Paddock sources close to the Dallara effort have revealed to DSC that ELMS Dallara customer team Cetilar Villorba Corse ran the new aero kit on Wednesday, and were “pleased with the progress in the package they used” at the Algarve circuit. However, it was noted that the 4.6km circuit is not an ideal testing ground for the aero kit, and that the weather was poor throughout the day, interrupting the running.
The area of focus for Dallara’s LMP2 ‘Joker’ kit is the front-splitter, to combat the ‘porpoise-ing’ issues it has suffered through low-drag portions of circuits in its first season, most notably at Le Mans, and at the Spa ELMS round. Due to the nature of the update, cosmetically, there’s little difference to the overall look of the car with the new parts.
Due to the aforementioned design flaws in the car, Dallara has reportedly stopped selling customer chassis since it was originally pinpointed.

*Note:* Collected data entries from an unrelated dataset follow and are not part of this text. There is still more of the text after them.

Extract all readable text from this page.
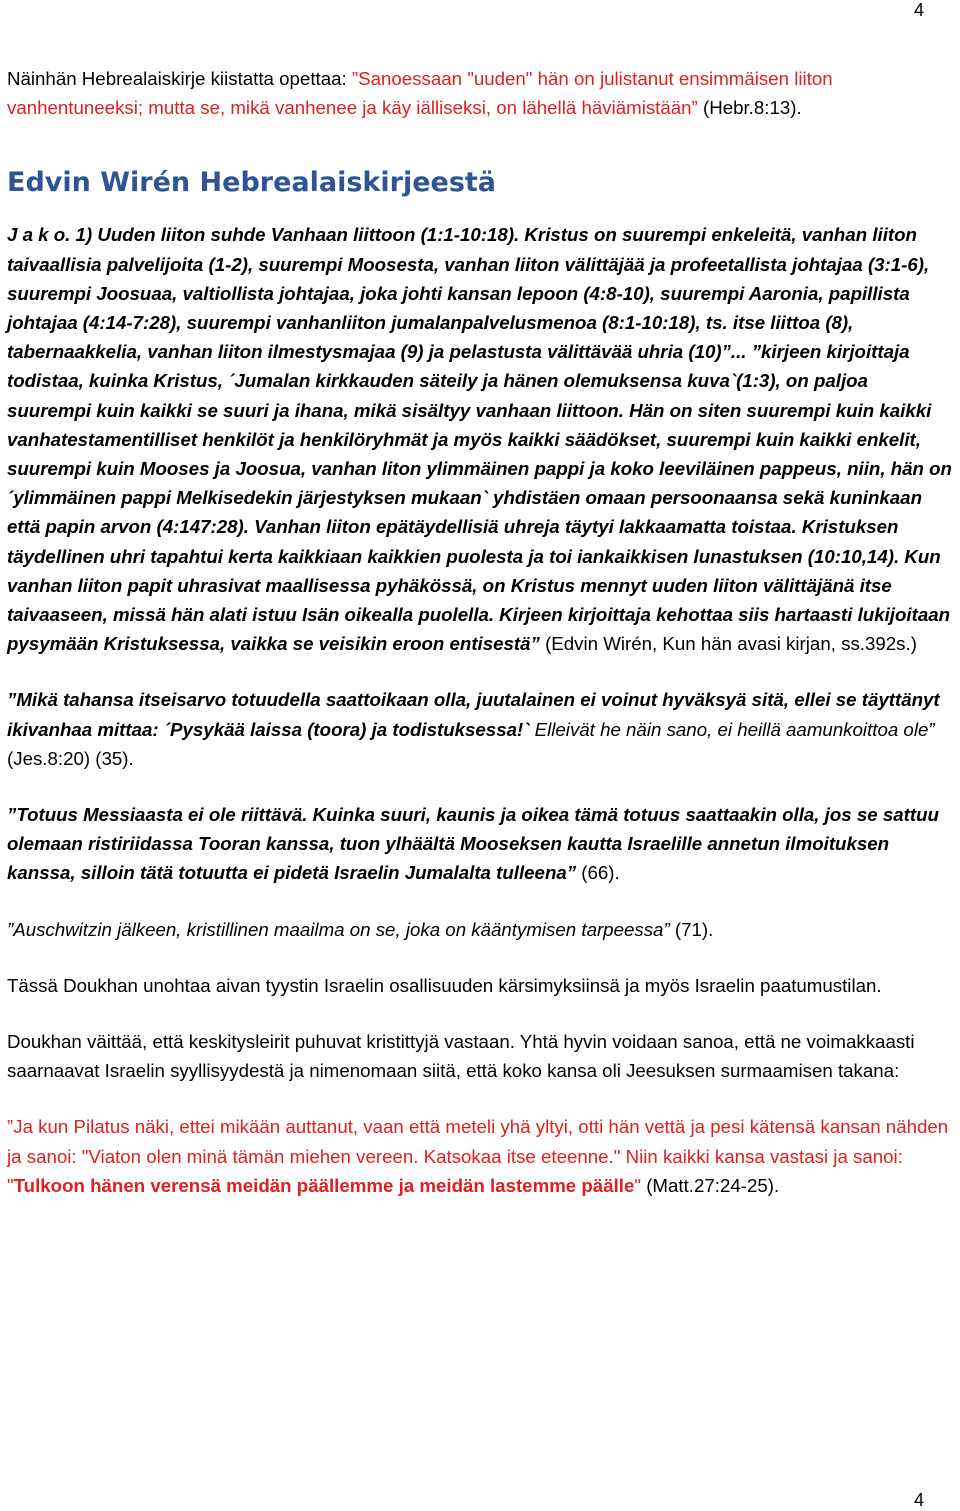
4

Näinhän Hebrealaiskirje kiistatta opettaa: ”Sanoessaan "uuden" hän on julistanut ensimmäisen liiton vanhentuneeksi; mutta se, mikä vanhenee ja käy iälliseksi, on lähellä häviämistään” (Hebr.8:13).

Edvin Wirén Hebrealaiskirjeestä

J a k o. 1) Uuden liiton suhde Vanhaan liittoon (1:1-10:18). Kristus on suurempi enkeleitä, vanhan liiton taivaallisia palvelijoita (1-2), suurempi Moosesta, vanhan liiton välittäjää ja profeetallista johtajaa (3:1-6), suurempi Joosuaa, valtiollista johtajaa, joka johti kansan lepoon (4:8-10), suurempi Aaronia, papillista johtajaa (4:14-7:28), suurempi vanhanliiton jumalanpalvelusmenoa (8:1-10:18), ts. itse liittoa (8), tabernaakkelia, vanhan liiton ilmestysmajaa (9) ja pelastusta välittävää uhria (10)”... ”kirjeen kirjoittaja todistaa, kuinka Kristus, ´Jumalan kirkkauden säteily ja hänen olemuksensa kuva`(1:3), on paljoa suurempi kuin kaikki se suuri ja ihana, mikä sisältyy vanhaan liittoon. Hän on siten suurempi kuin kaikki vanhatestamentilliset henkilöt ja henkilöryhmät ja myös kaikki säädökset, suurempi kuin kaikki enkelit, suurempi kuin Mooses ja Joosua, vanhan liton ylimmäinen pappi ja koko leeviläinen pappeus, niin, hän on ´ylimmäinen pappi Melkisedekin järjestyksen mukaan` yhdistäen omaan persoonaansa sekä kuninkaan että papin arvon (4:147:28). Vanhan liiton epätäydellisiä uhreja täytyi lakkaamatta toistaa. Kristuksen täydellinen uhri tapahtui kerta kaikkiaan kaikkien puolesta ja toi iankaikkisen lunastuksen (10:10,14). Kun vanhan liiton papit uhrasivat maallisessa pyhäkössä, on Kristus mennyt uuden liiton välittäjänä itse taivaaseen, missä hän alati istuu Isän oikealla puolella. Kirjeen kirjoittaja kehottaa siis hartaasti lukijoitaan pysymään Kristuksessa, vaikka se veisikin eroon entisestä” (Edvin Wirén, Kun hän avasi kirjan, ss.392s.)

”Mikä tahansa itseisarvo totuudella saattoikaan olla, juutalainen ei voinut hyväksyä sitä, ellei se täyttänyt ikivanhaa mittaa: ´Pysykää laissa (toora) ja todistuksessa!` Elleivät he näin sano, ei heillä aamunkoittoa ole” (Jes.8:20) (35).

”Totuus Messiaasta ei ole riittävä. Kuinka suuri, kaunis ja oikea tämä totuus saattaakin olla, jos se sattuu olemaan ristiriidassa Tooran kanssa, tuon ylhäältä Mooseksen kautta Israelille annetun ilmoituksen kanssa, silloin tätä totuutta ei pidetä Israelin Jumalalta tulleena” (66).

”Auschwitzin jälkeen, kristillinen maailma on se, joka on kääntymisen tarpeessa” (71).

Tässä Doukhan unohtaa aivan tyystin Israelin osallisuuden kärsimyksiinsä ja myös Israelin paatumustilan.

Doukhan väittää, että keskitysleirit puhuvat kristittyjä vastaan. Yhtä hyvin voidaan sanoa, että ne voimakkaasti saarnaavat Israelin syyllisyydestä ja nimenomaan siitä, että koko kansa oli Jeesuksen surmaamisen takana:

”Ja kun Pilatus näki, ettei mikään auttanut, vaan että meteli yhä yltyi, otti hän vettä ja pesi kätensä kansan nähden ja sanoi: "Viaton olen minä tämän miehen vereen. Katsokaa itse eteenne." Niin kaikki kansa vastasi ja sanoi: "Tulkoon hänen verensä meidän päällemme ja meidän lastemme päälle" (Matt.27:24-25).

4
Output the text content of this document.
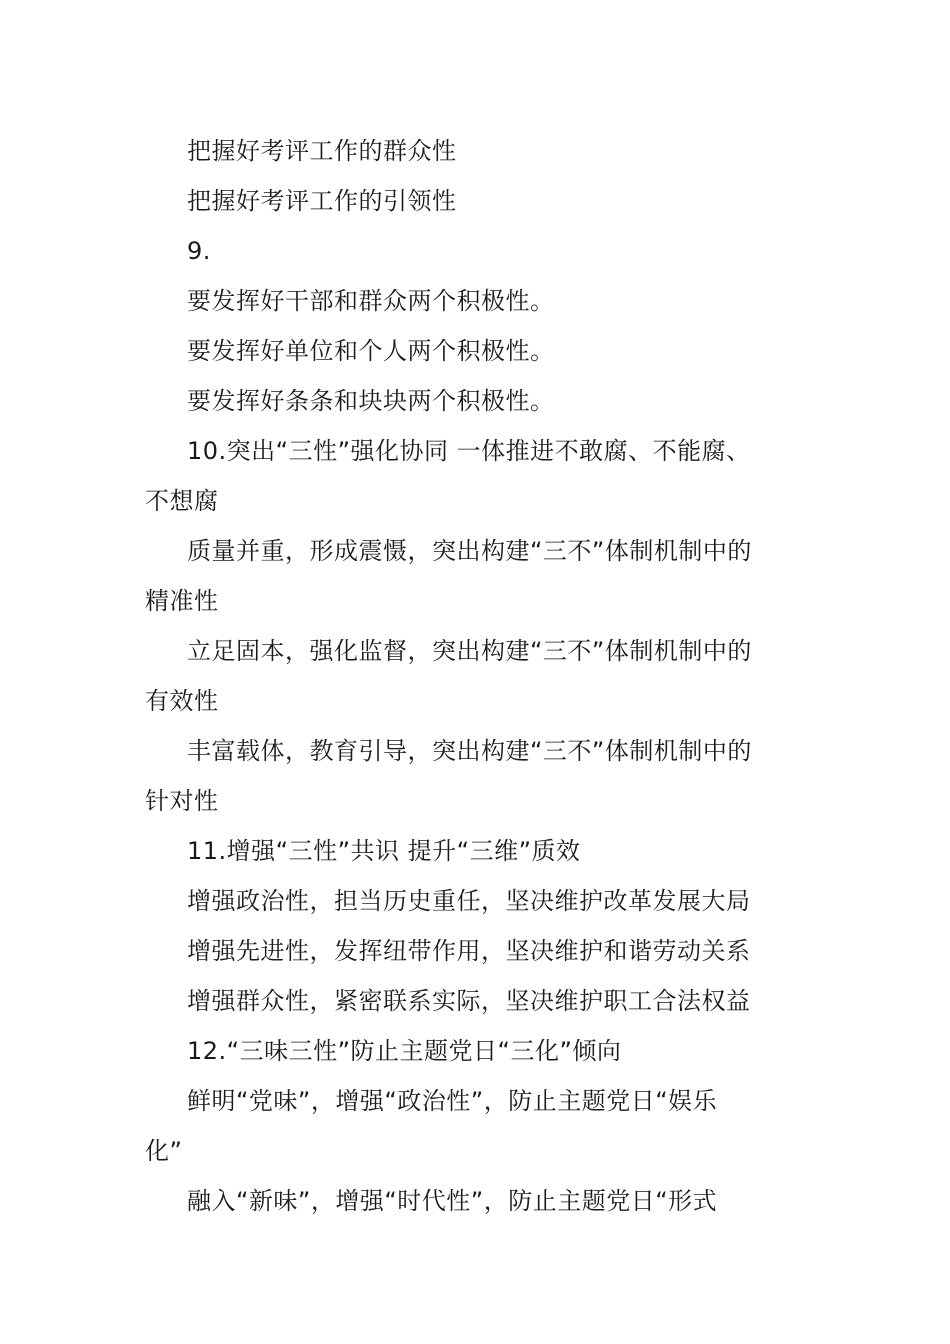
把握好考评工作的群众性
把握好考评工作的引领性
9.
要发挥好干部和群众两个积极性。
要发挥好单位和个人两个积极性。
要发挥好条条和块块两个积极性。
10.突出“三性”强化协同 一体推进不敢腐、不能腐、
不想腐
质量并重，形成震慑，突出构建“三不”体制机制中的
精准性
立足固本，强化监督，突出构建“三不”体制机制中的
有效性
丰富载体，教育引导，突出构建“三不”体制机制中的
针对性
11.增强“三性”共识 提升“三维”质效
增强政治性，担当历史重任，坚决维护改革发展大局
增强先进性，发挥纽带作用，坚决维护和谐劳动关系
增强群众性，紧密联系实际，坚决维护职工合法权益
12.“三味三性”防止主题党日“三化”倾向
鲜明“党味”，增强“政治性”，防止主题党日“娱乐
化”
融入“新味”，增强“时代性”，防止主题党日“形式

When asked for further details, Cetilar Villorba Corse didn’t deny to DSC that it had been running the ‘Joker’ package, but was unable to comment on it directly.
DSC also understands that the package will be out testing this week too, ahead of the wind tunnel test at Wind Shear in November. The deadline given to Dallara to have its full ‘Joker’ packages ready is reportedly the 13th of next month, ahead of the ACO’s wind tunnel test for the three chassis.
Meanwhile, in the Ligier camp, DSC has learned that customer teams have been out testing recently, including United Autosports, some with new parts for the French manufacturer’s 2018 package.
Ligier has been developing an update kit for the car throughout the year, the basis for the Le Mans package in particular, stemming from the ‘V2’ kit which United ran at the Le Mans Test Day, but didn’t use in the race.
Riley/Multimatic, which can alter its Mk.30 chassis as well as both aero kits for 2018, has also been hard at work.
The Riley/Multimatic LMP2 Mk.30 is being re-designed in the UK, with Julian Sole, and Larry Holt – who missed the WEC’s trip to Fuji – involved to aid the development. Multimatic is using the Lola wind tunnel in Huntingdon owned by Martin Berrain during the process.
A big part of the effort however, is the Mazda DPi chassis, which is set to be run by Team Joest in 2018. The RT24P in its current for is doing baseline testing for its upgrades; the LMP2 Gibson version of the car will follow on.
Riley/Multimatic has said publically that would like to retain customers for the car. Larry Holt himself told DSC’s editor that the principal issue for the basic package for the 2017-spec LMP2 car was cooling.
The ‘Joker’ upgrades to the three chassis are set to be free of charge for customer teams.